我们这里很明显可以看出,对于num字典只处理了key为numbers的values()

我们这里字典的长度为2, num中numbers的长度为7,返回的结果的shape是(7,2)

如果在神经网络中我们输入的字典shape为(None)  这里None表示为不定长。 字典长度为50,那么返回的结果为(None, 50)

很明显这不是我们想要的。

 

这里我们更改一下写法:

num = {'numbers': [['1', '1', '2', '3', '4', '5', '6']], 'prime': ['2', '3', '5', '7']}
[[2. 1.]]

我们再print一下shape:

(1, 2)

这回从独热码变成了频数,这样我们就方便多了。

对于给定的输入端 (batch_size,None)  我们用字典(shape=N) 就可以得到返回shape为(batch_size,N)的结果。这样输入端的shape固定了,我们就可以扔进神经网络处理了。

剩下步骤大家应该就清楚了,直接把特征扔进dnn。我这里给出代码:

import tensorflow as tf


def _parse_function(record):
    """Extracts features and labels.

    Args:
      record: File path to a TFRecord file
    Returns:
      A `tuple` `(labels, features)`:
        features: A dict of tensors representing the features
        labels: A tensor with the corresponding labels.
    """
    features = {
        "terms": tf.VarLenFeature(dtype=tf.string),  # terms are strings of varying lengths
        "labels": tf.FixedLenFeature(shape=[1], dtype=tf.float32)  # labels are 0 or 1
    }

    parsed_features = tf.parse_single_example(record, features)

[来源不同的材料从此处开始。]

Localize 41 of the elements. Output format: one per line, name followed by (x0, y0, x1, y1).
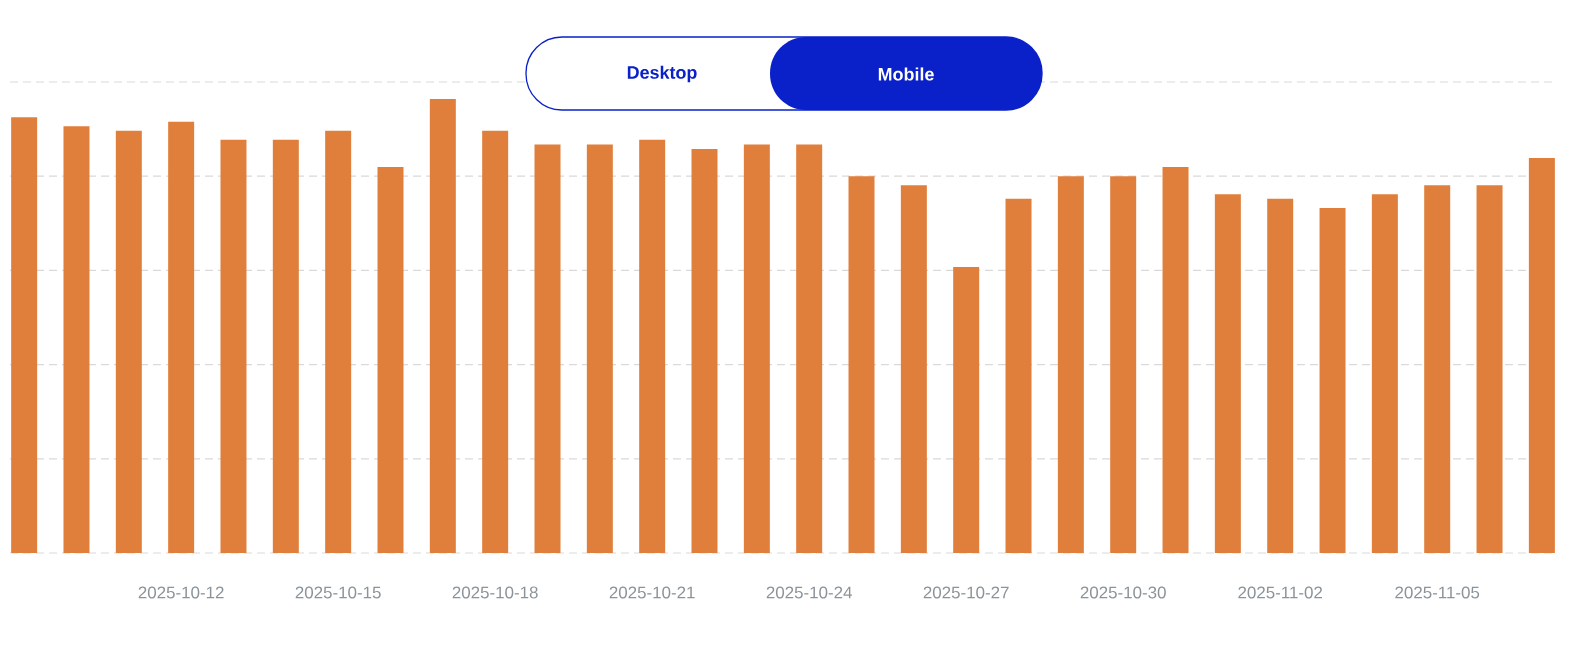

    terms = parsed_features['terms'].values
    labels = parsed_features['labels']

    return {'terms': terms}, labels


def my_input_fn(input_filenames, num_epochs=None, shuffle=True):
    # Same code as above; create a dataset and map features and labels.
    ds = tf.data.TFRecordDataset(input_filenames)
    ds = ds.map(_parse_function)

    if shuffle:
        ds = ds.shuffle(10000)

    # Our feature data is variable-length, so we pad and batch
    # each field of the dataset structure to whatever size is necessary.
    ds = ds.padded_batch(25, ds.output_shapes)

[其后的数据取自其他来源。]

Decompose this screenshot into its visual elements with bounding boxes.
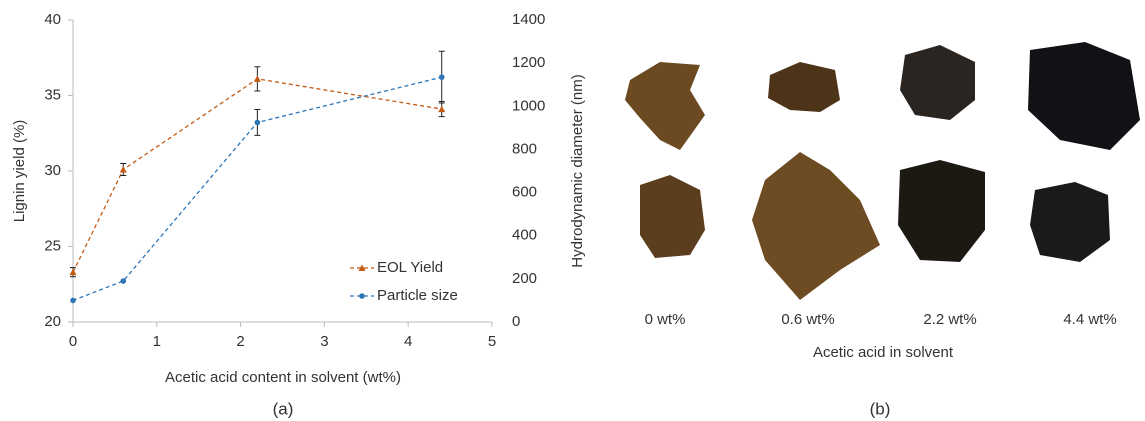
y2-tick-label: 400 bbox=[512, 227, 537, 244]
photo-axis-label: Acetic acid in solvent bbox=[813, 344, 954, 361]
photos bbox=[625, 42, 1140, 300]
data-point bbox=[119, 165, 127, 173]
x-tick-label: 0 bbox=[69, 333, 77, 350]
photo-label: 0 wt% bbox=[645, 311, 686, 328]
x-tick-label: 5 bbox=[488, 333, 496, 350]
legend-marker bbox=[359, 293, 365, 299]
y-tick-label: 35 bbox=[44, 86, 61, 103]
photo-label: 2.2 wt% bbox=[923, 311, 976, 328]
photo-sample bbox=[640, 175, 705, 258]
y-axis-label: Lignin yield (%) bbox=[11, 120, 28, 223]
photo-sample bbox=[1030, 182, 1110, 262]
data-point bbox=[438, 74, 445, 80]
data-point bbox=[70, 297, 76, 304]
panel-label: (a) bbox=[273, 399, 294, 418]
photo-sample bbox=[625, 62, 705, 150]
photo-sample bbox=[752, 152, 880, 300]
x-tick-label: 3 bbox=[320, 333, 328, 350]
y2-tick-label: 1200 bbox=[512, 54, 545, 71]
data-point bbox=[69, 268, 77, 276]
x-tick-label: 2 bbox=[236, 333, 244, 350]
legend-label: Particle size bbox=[377, 287, 458, 304]
legend-marker bbox=[358, 264, 366, 271]
y2-tick-label: 800 bbox=[512, 140, 537, 157]
y-tick-label: 20 bbox=[44, 313, 61, 330]
y2-tick-label: 600 bbox=[512, 184, 537, 201]
photo-label: 4.4 wt% bbox=[1063, 311, 1116, 328]
y2-tick-label: 1000 bbox=[512, 97, 545, 114]
y-tick-label: 30 bbox=[44, 162, 61, 179]
y2-tick-label: 0 bbox=[512, 313, 520, 330]
series-line bbox=[72, 76, 442, 302]
data-point bbox=[120, 278, 127, 284]
y-tick-label: 40 bbox=[44, 11, 61, 28]
series-line bbox=[72, 78, 442, 273]
data-point bbox=[438, 105, 446, 113]
x-axis-label: Acetic acid content in solvent (wt%) bbox=[165, 369, 401, 386]
y-tick-label: 25 bbox=[44, 237, 61, 254]
data-point bbox=[253, 75, 261, 82]
photo-sample bbox=[1028, 42, 1140, 150]
x-tick-label: 4 bbox=[404, 333, 412, 350]
data-point bbox=[254, 119, 261, 126]
legend-label: EOL Yield bbox=[377, 259, 443, 276]
panel-label: (b) bbox=[870, 399, 891, 418]
photo-sample bbox=[900, 45, 975, 120]
photo-label: 0.6 wt% bbox=[781, 311, 834, 328]
y2-tick-label: 200 bbox=[512, 270, 537, 287]
y2-tick-label: 1400 bbox=[512, 11, 545, 28]
x-tick-label: 1 bbox=[153, 333, 161, 350]
photo-sample bbox=[898, 160, 985, 262]
y2-axis-label: Hydrodynamic diameter (nm) bbox=[569, 74, 586, 267]
photo-sample bbox=[768, 62, 840, 112]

    ds = ds.repeat(num_epochs)

    # Return the next batch of data.
    features, labels = ds.make_one_shot_iterator().get_next()
    return features, labels

def add_layer(inputs, input_size, output_size, activation_function=None):
    weights = tf.Variable(tf.random_normal([input_size, output_size], stddev=.1))
    biases = tf.Variable(tf.zeros([output_size]) + .1)
    wx_b = tf.matmul(inputs, weights) + biases
    if activation_function is None:
        outputs = wx_b
    else:
        outputs = activation_function(wx_b)
    return weights, biases, outputs


def _loss(pred, ys):
    log_loss = tf.reduce_mean(- ys*tf.log(pred) - (1-ys)*tf.log(1-pred))  # 请自行尝试其他loss
    return log_loss


def train_step(learning_rate, loss):
    train_step = tf.train.AdamOptimizer(learning_rate).minimize(loss, global_step=global_step)  # 动态lr
    return train_step


train_path = my_input_fn('./nlp/train.tfrecord')    # shape [25, None]
test_path = my_input_fn('./nlp/test.tfrecord')      # shape [25, None]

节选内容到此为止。